How to control jobs
This article shows how to control jobs that have been submitted to LOTUS. It covers the following:
- How to modify job options (Wall time, resource reservation)
- Suspend and resume a job
- Move a job to the top or bottom of a queue
- Move a job between queues
- Kill a job
How to modify job options
Job submission parameters can be modified using the command
bmod depending on the state of the job. Jobs can be modified when they are both pending and running.
Modify a pending job
If your submitted jobs are pending (
bjobs shows the job in the "PEND" state) you can modify the job submission parameters. You can also modify entire job arrays or individual elements of a job array.
- To replace the job command-line, run
bmod -Z "new_command". For example:
bmod -Z "myjob file" 101.
- To change a specific job parameter, run
bmod -b. The specified options replace the submitted options.
The following example changes the start time of job 101 to 2:00 a.m.:
$ bmod -b 2:00 101
- To reset an option to its default submitted value (undo a
bmod), append the
ncharacter to the option name and do not include an option value.
The following example resets the start time for job 101 back to its default value:
$ bmod -bn 101
Modify a running job
If your submitted job is running (
bjobs shows the job in the "RUN" state) you can modify only some of the job options such as including resource reservation, wall time and memory limit. You must be the job owner or an LSF administrator to modify a running job.
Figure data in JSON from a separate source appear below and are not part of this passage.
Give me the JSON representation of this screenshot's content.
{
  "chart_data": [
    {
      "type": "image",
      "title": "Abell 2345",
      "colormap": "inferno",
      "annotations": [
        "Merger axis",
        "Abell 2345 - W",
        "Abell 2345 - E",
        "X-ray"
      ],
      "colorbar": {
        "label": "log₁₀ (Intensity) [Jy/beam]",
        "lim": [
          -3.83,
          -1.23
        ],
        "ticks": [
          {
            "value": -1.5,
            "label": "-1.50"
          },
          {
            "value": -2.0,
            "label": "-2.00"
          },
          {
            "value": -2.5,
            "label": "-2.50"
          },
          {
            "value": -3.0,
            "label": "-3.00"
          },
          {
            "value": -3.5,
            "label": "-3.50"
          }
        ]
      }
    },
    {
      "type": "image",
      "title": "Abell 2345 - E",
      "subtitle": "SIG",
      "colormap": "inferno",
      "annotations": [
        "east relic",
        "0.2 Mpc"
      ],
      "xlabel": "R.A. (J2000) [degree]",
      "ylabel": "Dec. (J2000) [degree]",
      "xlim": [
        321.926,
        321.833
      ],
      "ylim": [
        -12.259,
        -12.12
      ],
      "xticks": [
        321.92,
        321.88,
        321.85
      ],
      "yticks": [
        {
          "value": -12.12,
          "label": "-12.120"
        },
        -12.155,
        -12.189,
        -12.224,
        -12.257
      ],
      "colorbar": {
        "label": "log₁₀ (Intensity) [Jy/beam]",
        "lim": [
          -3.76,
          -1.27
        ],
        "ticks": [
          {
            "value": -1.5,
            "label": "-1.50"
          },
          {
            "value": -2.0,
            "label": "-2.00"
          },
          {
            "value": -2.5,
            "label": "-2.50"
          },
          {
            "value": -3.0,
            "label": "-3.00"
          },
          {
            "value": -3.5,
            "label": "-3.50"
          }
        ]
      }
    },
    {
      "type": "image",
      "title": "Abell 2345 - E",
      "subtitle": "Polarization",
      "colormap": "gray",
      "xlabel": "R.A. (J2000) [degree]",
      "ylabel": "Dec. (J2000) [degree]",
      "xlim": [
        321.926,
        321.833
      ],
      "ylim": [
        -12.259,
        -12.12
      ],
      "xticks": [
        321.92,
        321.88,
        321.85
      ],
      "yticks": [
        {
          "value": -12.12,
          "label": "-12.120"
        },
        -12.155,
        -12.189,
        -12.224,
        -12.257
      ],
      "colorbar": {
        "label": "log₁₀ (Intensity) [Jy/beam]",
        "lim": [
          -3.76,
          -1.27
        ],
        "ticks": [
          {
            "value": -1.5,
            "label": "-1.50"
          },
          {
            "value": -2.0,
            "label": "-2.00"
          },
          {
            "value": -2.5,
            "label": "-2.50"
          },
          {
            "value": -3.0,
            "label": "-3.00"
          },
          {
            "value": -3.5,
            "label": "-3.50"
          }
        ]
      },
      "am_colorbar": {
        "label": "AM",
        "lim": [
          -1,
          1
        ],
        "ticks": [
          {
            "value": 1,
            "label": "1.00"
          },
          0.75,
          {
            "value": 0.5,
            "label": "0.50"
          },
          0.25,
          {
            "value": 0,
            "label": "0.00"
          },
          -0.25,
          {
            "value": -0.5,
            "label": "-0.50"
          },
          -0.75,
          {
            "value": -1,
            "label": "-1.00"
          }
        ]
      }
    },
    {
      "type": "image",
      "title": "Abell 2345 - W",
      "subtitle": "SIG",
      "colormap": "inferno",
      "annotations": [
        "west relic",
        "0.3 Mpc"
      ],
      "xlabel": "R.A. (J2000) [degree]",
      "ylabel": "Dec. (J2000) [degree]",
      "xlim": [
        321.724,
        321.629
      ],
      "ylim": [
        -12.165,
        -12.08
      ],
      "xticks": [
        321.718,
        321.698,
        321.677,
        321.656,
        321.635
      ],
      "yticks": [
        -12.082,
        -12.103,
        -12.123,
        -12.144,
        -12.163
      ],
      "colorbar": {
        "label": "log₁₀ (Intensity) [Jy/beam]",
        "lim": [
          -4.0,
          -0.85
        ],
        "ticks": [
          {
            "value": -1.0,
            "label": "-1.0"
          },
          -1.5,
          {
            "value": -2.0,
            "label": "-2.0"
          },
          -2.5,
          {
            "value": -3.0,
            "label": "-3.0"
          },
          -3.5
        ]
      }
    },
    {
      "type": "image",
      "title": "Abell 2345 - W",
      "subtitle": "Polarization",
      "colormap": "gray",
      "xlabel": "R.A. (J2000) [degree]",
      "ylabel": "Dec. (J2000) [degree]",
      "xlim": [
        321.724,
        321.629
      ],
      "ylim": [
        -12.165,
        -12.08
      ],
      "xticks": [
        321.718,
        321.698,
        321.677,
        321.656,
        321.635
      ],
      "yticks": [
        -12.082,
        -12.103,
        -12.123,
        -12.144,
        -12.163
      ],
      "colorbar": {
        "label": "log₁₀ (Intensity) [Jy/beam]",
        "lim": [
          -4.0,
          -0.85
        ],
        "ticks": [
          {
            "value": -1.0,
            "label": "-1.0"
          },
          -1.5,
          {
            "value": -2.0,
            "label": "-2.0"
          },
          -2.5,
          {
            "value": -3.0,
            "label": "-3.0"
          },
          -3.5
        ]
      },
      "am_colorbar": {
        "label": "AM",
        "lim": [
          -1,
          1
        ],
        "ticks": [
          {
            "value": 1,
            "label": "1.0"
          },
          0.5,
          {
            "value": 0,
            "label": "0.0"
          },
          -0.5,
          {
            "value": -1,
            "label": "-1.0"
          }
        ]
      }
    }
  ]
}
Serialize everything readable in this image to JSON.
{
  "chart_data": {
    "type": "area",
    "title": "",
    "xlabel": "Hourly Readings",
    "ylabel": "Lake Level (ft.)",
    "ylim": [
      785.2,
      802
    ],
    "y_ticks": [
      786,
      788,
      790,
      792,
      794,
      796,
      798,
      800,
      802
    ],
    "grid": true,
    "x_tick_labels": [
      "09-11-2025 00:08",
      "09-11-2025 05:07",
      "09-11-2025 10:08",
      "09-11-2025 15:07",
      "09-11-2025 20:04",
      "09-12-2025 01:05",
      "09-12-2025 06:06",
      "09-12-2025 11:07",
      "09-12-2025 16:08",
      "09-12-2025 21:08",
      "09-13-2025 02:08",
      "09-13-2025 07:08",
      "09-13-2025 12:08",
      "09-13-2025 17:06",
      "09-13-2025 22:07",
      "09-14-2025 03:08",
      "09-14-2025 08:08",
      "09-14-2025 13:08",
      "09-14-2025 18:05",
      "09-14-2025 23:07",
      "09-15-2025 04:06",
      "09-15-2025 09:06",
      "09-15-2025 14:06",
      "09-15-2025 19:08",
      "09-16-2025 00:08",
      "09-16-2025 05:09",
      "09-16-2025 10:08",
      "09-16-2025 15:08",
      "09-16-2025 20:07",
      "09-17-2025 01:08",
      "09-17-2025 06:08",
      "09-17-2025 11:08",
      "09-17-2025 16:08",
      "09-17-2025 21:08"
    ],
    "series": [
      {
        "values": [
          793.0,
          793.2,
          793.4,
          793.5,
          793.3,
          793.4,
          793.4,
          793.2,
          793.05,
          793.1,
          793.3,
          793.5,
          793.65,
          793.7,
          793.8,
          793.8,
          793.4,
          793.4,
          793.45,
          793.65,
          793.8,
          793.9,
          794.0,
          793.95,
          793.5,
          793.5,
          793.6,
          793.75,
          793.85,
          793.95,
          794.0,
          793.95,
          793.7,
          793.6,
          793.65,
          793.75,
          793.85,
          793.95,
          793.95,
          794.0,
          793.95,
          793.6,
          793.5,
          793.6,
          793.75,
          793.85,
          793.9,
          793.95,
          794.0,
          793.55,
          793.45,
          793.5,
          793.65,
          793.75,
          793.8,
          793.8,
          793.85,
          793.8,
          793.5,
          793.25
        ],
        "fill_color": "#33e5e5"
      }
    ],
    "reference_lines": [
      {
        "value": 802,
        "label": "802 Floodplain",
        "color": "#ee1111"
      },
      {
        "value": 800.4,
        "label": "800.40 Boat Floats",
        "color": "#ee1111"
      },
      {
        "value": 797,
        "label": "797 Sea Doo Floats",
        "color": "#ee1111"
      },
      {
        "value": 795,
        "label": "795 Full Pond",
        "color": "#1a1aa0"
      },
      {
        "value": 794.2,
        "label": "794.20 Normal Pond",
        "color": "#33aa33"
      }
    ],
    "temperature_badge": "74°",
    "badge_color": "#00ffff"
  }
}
Modify the resource reservation
A job is usually submitted with a resource reservation for the maximum amount required. Use this command to decrease the reservation. Run
bmod -R to modify the resource reservation for a running job.
For example, to modify the resource reservation for job 101 to 20GB of memory:
$ bmod -R "rusage[mem=20000]" 101
Modify job options
The appropriate options for the command
bmod in order to modify the run-time limit, memory limit and job error files for a running job are:
- Run limit:
-We <HH:MM> <job_id> | -Wen
- Memory limit:
-M <mem_limit> <job_id> | -Mn
- Standard error file name:
-e <error_file> <job_id> | -en
- Standard output file name:
-o <output_file> <job_id> | -on
Suspend and resume a job
You can resume or suspend a job using the
bresume commands. A job can be suspended by its owner or the LSF administrator with the
bstop command. These jobs are considered user-suspended and are displayed by
bjobs as "USUSP".
When the user restarts the job with the
bresume command, the job is not started immediately to prevent overloading. Instead, the job is changed from "USUSP" to "SSUSP" (suspended by the system). The "SSUSP" job is resumed when host load levels are within the scheduling thresholds for that job, similarly to jobs suspended due to high load.
For example to stop and then resume job 6678, enter the following
$ bstop 6678 Job <6678> is being stopped $ bresume 6678 Job <6678> is being resumed
Move a job to the bottom/top of a queue
Use the LSF command
bbot to move jobs relative to your last job in the queue. You must be an LSF administrator or the user who submitted the job. Use
btop to move jobs relative to your first job in the queue. By default, LSF dispatches jobs in a queue in the order of arrival (that is,first-come-first-served), subject to availability of suitable compute hosts. Please consult the LSF Documentation for more information.
Move a job between queues
A pending job can be moved from its current queue to a different queue by using the
bmod -q <queue-name> <jobID> command, where
<queue-name> is the selected queue to which a job is moved to. An example to move a job with
<jobid> 4105225 from the
par-multi queue to the
par-single queue is shown here:
$ bjobs 4105225 fchami PEND par-multi jasmin-sci1 multinodes Oct 31 14:28 $ bmod -q par-single 4105225 Parameters of job <4105225> are being changed $ bjobs 4105225 fchami PEND par-single jasmin-sci1 multinodes Oct 31 14:28
Note: Resources that the job requests must be within the resource allocation limits of the selected queue.
Kill a job
You can cancel a job from running or pending by killing it. The
bkill command causes LSF to send the SIGINT and SIGTERM signals to a job to give it a chance to clean up, and then LSF sends the SIGKILL signal to kill the job. Example to kill a job with jobID 3421 is shown here:
$ bkill 3421 Job <3421> is being killed
Note: If you use the
jobscommand immediately after the
bill command on a running job, it will often show the job as still being in the RUN state. This is normal. There is no need to issue another
bkill command. Doing so will not kill the job any faster. It sometimes takes several minutes for a “bkill” command to end a large parallel job.
To kill all of your pending jobs you can use the following combination of LSF and Linux commands where
<username> is your username:
$ bkill `bjobs -u <username> |grep PEND |cut -f1 -d" "`
If a job cannot be killed in the operating system, you can force the removal of the job from LSF. The
bkill -r command removes a job from the system without waiting for the job to terminate in the operating system. This sends the same series of signals as
bkill except that the job is removed from the system immediately.